Взглянул на нее и – новую в ней увидел, и с болью упал к ногам, обнял ее колени.

– Люси… прости, Люси… я не сознаю… я весь истерзан… прости!… Святая моя, прекрасная моя… богиня моя… чистая моя!… Себя убью, Люси!… [85]

– Сумасшедший… Стеф… это безумие, Стеф… – шептала она, страдая, тиская его голову. – Красавец мой, безумный… что выдумал!… Так оскорбить… за что? Для тебя, порвала со всеми… Я же для тебя… Причем этот адвокат?… что он мне!… Как тебе не стыдно… мне писала подруга из Петербурга, ее муж в главном штабе… и это она сама предложила мне… если тебе понадобится… могу показать письмо!…

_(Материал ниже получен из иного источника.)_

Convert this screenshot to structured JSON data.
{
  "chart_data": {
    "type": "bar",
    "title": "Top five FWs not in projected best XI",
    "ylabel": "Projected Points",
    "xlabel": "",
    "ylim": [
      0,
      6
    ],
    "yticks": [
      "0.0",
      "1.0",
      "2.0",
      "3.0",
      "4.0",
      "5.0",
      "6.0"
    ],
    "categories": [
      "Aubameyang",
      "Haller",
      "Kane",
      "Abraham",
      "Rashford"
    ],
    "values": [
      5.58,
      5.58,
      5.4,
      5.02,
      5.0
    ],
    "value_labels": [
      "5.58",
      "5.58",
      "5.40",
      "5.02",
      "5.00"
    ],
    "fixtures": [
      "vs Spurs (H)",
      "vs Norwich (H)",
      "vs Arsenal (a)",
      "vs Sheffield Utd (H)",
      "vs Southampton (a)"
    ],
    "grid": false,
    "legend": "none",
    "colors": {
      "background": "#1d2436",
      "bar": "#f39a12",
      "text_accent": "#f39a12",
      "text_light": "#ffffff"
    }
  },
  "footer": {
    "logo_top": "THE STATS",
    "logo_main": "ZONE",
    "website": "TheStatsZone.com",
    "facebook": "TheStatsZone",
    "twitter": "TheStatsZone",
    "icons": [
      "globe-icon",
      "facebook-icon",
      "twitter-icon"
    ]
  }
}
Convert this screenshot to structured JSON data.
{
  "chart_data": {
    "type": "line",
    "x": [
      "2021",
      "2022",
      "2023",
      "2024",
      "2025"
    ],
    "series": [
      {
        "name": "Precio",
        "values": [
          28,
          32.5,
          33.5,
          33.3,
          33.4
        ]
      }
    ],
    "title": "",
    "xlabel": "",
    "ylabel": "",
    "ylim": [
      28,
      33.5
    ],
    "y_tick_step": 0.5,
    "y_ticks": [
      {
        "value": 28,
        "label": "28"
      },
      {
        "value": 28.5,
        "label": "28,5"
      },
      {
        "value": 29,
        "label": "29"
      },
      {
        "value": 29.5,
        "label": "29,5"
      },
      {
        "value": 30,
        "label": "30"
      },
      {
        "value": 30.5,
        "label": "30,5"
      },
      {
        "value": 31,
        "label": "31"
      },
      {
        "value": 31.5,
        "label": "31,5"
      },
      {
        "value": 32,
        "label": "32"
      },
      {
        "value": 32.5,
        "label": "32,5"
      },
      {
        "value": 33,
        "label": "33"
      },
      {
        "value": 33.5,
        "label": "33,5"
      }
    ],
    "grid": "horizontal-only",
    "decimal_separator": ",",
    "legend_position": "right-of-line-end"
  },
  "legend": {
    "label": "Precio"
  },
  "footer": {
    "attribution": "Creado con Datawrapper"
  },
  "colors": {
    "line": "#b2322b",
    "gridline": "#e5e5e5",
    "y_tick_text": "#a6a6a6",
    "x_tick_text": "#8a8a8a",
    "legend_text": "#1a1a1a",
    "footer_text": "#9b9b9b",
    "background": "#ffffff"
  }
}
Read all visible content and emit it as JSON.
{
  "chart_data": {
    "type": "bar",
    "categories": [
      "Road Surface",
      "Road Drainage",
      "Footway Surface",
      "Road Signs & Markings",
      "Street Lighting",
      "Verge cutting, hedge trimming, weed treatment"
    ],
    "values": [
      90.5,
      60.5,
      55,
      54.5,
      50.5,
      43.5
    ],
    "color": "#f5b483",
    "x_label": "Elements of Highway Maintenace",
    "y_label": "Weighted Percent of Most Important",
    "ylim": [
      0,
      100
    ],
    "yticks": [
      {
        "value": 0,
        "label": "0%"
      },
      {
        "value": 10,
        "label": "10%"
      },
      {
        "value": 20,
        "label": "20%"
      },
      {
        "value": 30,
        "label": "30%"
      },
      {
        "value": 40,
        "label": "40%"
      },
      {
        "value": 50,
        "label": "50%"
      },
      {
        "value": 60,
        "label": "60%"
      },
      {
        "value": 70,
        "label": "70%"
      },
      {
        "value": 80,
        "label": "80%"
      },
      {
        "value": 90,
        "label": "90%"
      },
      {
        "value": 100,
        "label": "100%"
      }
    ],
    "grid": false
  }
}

Выход был найден – в страсти.

На другой день Нового Года, встреченного невесело, не в кругу полковых товарищей, как раньше, а дома, с Васенькой Шелеметовым и конфузливым Куличком, Бураев сам проводил Люси, терзаясь и сдерживая себя. Она обещала вернуться дня через два, – «а там, если устроится, мы решим». Что же решать, – решили! Студия, будет у Машеньки, иногда будет приезжать. И он – иногда будет приезжать.

Она вернулась через три дня, в четыре часа утра, курьерским. Какое горе, она потеряла шапочку… стащила какая-то дама по вагону! Мороз был за 20 градусов. Как розовая льдинка, в розовом своем капоре, она стремительно кинулась на шею и, прямо, задушила, когда он открыл ей дверь. Огненная она была, с мороза, и запросила вина, вина…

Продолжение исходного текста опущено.